(NaturalNews) A study shows a direct link between standard childhood vaccination series and autism-like symptoms in primates. Presented by one of the principal scientists behind it, Dr. Laura Hewitson, PhD, University of Pittsburgh, the research was presented as an abstract pending publication at the International Meeting for Autism Research. It has been presented in both London, UK and Seattle, USA.
One of the key findings was a marked increase in gastrointestinal (GI) tissue gene expression and inflammation issues with those monkeys which received vaccinations. These issues are a common symptom of children with regressive autism.
Behavioral changes and developmental differences in those monkeys given the vaccines versus those who were not were also observed.
Although studies into individual vaccines or small groupings of them have been done in the past, no study including all of the vaccine series commonly given to children in the U.S. and UK (about 30 in all) has been conducted until now.
These studies support gastroenterologist Andrew Wakefield`s studies into links between vaccines and GI symptoms published in 1998. Dr. Wakefield contributed his GI research to this new University of Pittsburgh study.
While the Food and Drug Administration considers vaccines safe and lists them as such, they have done no studies into the effects of multiple vaccinations as given in the common childhood series which started in the 1990s.
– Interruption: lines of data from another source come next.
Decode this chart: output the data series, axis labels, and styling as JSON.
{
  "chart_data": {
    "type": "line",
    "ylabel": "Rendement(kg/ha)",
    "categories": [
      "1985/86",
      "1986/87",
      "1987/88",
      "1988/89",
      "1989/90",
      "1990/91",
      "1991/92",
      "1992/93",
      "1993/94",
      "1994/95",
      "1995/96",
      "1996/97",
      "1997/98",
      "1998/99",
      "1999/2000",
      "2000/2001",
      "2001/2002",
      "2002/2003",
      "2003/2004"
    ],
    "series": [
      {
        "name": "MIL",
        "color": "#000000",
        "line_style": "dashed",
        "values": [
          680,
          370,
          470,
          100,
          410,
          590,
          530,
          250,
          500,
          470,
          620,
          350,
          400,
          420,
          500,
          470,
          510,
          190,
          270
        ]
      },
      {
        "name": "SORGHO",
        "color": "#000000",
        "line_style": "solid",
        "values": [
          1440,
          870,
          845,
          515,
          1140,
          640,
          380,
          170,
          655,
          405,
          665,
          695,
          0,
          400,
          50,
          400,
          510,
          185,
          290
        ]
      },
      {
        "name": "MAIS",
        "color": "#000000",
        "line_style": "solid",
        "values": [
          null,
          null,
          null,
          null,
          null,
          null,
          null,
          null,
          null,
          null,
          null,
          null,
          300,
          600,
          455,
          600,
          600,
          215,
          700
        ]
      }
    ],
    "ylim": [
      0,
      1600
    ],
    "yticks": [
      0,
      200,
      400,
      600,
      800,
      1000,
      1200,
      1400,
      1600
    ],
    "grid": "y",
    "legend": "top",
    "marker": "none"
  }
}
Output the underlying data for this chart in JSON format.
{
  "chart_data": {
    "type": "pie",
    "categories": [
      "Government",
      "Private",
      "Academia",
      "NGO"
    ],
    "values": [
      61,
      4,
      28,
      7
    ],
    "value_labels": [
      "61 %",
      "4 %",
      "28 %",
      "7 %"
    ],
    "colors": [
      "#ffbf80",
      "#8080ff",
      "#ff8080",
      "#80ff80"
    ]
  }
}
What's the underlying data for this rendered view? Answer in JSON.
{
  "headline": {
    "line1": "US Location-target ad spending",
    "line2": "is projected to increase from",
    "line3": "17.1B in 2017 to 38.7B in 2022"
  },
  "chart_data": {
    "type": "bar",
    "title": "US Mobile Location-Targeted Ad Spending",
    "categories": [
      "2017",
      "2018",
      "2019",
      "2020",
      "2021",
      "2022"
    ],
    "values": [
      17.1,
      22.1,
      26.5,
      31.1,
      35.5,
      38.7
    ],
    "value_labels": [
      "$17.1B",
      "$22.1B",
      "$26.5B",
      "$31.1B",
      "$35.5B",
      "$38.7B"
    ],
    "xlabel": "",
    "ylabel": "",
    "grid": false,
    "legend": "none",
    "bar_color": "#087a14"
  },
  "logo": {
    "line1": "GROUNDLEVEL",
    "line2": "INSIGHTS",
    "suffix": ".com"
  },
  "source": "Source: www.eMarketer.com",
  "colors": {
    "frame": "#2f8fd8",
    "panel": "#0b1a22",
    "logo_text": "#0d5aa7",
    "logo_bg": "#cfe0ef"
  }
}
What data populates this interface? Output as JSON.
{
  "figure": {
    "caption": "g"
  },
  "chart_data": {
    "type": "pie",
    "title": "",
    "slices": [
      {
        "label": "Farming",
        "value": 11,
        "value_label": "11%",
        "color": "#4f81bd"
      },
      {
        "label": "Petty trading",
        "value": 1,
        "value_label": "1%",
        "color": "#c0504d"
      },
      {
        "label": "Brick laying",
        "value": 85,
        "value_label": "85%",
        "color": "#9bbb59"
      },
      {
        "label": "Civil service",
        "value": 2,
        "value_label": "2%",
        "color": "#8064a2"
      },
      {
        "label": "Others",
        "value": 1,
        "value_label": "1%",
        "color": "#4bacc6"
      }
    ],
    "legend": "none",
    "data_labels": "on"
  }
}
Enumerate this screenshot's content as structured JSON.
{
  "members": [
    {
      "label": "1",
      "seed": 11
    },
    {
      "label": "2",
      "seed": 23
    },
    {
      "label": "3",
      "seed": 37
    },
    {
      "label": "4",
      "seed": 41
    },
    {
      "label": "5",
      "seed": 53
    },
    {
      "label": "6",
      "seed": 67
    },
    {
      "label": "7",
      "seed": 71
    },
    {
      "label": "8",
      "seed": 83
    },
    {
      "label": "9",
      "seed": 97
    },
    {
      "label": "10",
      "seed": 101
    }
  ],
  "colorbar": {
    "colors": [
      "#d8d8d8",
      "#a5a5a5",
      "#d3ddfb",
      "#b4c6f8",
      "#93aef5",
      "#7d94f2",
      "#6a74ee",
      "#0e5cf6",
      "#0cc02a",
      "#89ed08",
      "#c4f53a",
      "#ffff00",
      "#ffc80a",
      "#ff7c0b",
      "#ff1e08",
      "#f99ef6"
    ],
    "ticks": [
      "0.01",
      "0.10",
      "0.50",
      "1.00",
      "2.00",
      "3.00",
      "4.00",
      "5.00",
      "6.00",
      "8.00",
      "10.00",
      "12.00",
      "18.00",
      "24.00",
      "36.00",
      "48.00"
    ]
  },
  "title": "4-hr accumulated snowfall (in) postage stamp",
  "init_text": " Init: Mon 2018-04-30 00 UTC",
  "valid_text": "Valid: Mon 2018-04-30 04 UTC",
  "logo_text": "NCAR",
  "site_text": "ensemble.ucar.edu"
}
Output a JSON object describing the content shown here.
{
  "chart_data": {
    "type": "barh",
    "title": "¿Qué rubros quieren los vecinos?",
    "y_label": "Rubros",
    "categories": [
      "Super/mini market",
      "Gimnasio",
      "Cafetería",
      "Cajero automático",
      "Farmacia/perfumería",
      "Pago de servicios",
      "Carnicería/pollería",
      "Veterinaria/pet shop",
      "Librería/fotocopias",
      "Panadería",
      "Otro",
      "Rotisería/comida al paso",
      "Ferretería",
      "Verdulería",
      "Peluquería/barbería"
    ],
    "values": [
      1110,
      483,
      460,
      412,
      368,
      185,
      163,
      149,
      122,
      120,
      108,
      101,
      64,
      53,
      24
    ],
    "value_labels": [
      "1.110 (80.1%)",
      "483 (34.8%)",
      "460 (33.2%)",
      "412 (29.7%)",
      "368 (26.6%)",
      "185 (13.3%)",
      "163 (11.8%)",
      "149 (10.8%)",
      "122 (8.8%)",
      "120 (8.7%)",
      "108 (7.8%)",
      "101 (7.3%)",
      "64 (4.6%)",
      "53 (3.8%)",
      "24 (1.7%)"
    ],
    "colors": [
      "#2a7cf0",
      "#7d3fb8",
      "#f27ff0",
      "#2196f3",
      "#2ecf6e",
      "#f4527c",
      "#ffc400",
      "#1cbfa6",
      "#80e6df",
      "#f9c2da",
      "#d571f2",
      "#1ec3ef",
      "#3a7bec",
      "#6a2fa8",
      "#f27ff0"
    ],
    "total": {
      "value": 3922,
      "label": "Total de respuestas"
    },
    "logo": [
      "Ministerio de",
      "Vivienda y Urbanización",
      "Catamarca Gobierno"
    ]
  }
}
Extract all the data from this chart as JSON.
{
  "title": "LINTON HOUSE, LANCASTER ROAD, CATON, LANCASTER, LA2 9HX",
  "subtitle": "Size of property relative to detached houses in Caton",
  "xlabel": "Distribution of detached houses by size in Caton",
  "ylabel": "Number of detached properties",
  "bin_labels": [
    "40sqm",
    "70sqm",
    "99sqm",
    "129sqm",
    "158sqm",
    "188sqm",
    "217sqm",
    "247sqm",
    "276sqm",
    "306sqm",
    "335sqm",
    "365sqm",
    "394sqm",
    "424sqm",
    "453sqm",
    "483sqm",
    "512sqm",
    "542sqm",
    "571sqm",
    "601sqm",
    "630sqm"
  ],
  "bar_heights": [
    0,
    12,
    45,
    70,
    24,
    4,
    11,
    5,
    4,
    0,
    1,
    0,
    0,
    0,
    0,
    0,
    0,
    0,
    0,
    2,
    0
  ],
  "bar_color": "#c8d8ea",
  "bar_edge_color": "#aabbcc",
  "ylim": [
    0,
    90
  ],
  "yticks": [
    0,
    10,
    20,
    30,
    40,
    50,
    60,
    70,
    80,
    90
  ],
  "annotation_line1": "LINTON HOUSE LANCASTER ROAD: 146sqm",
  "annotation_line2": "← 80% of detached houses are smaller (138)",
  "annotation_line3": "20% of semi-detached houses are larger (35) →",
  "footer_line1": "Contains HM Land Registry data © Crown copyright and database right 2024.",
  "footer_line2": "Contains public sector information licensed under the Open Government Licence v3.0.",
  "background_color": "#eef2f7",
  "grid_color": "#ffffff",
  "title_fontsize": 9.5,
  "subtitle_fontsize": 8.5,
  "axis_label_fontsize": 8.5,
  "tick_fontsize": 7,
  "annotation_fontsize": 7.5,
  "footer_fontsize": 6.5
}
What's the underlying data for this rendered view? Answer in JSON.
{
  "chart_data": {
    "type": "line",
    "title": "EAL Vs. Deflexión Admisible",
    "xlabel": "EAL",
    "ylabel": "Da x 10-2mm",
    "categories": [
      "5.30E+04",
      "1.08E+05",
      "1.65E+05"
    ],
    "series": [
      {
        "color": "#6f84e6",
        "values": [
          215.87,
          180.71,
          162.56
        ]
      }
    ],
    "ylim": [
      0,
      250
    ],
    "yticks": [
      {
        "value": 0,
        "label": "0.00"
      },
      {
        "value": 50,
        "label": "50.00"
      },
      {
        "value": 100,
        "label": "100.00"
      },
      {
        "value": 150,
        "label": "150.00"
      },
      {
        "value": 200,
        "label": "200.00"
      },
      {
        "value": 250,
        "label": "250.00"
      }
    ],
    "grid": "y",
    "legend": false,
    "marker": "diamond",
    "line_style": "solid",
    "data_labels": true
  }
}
"Compared with unexposed animals, significant neurodevelopmental deficits were evident for exposed animals in survival reflexes, tests of color discrimination and reversal, and learning sets," the study`s authors reported. "Differences in behaviors were observed between exposed and unexposed animals and within the exposed group before and after MMR vaccination."
Since the study was revealed (it remains unpublished), one court has thrown out a case claiming a link between autism and vaccines while another has awarded a win to parents for the same link.
In addition, federally-mandated research from Congress was approved and was to begin this year, but the funds were rescinded in early January. Claiming "conflict of interest" because of ongoing court cases, the Centers for Disease Control and Prevention (CDC) – a long-time supporter of vaccinations – withdrew the research plans.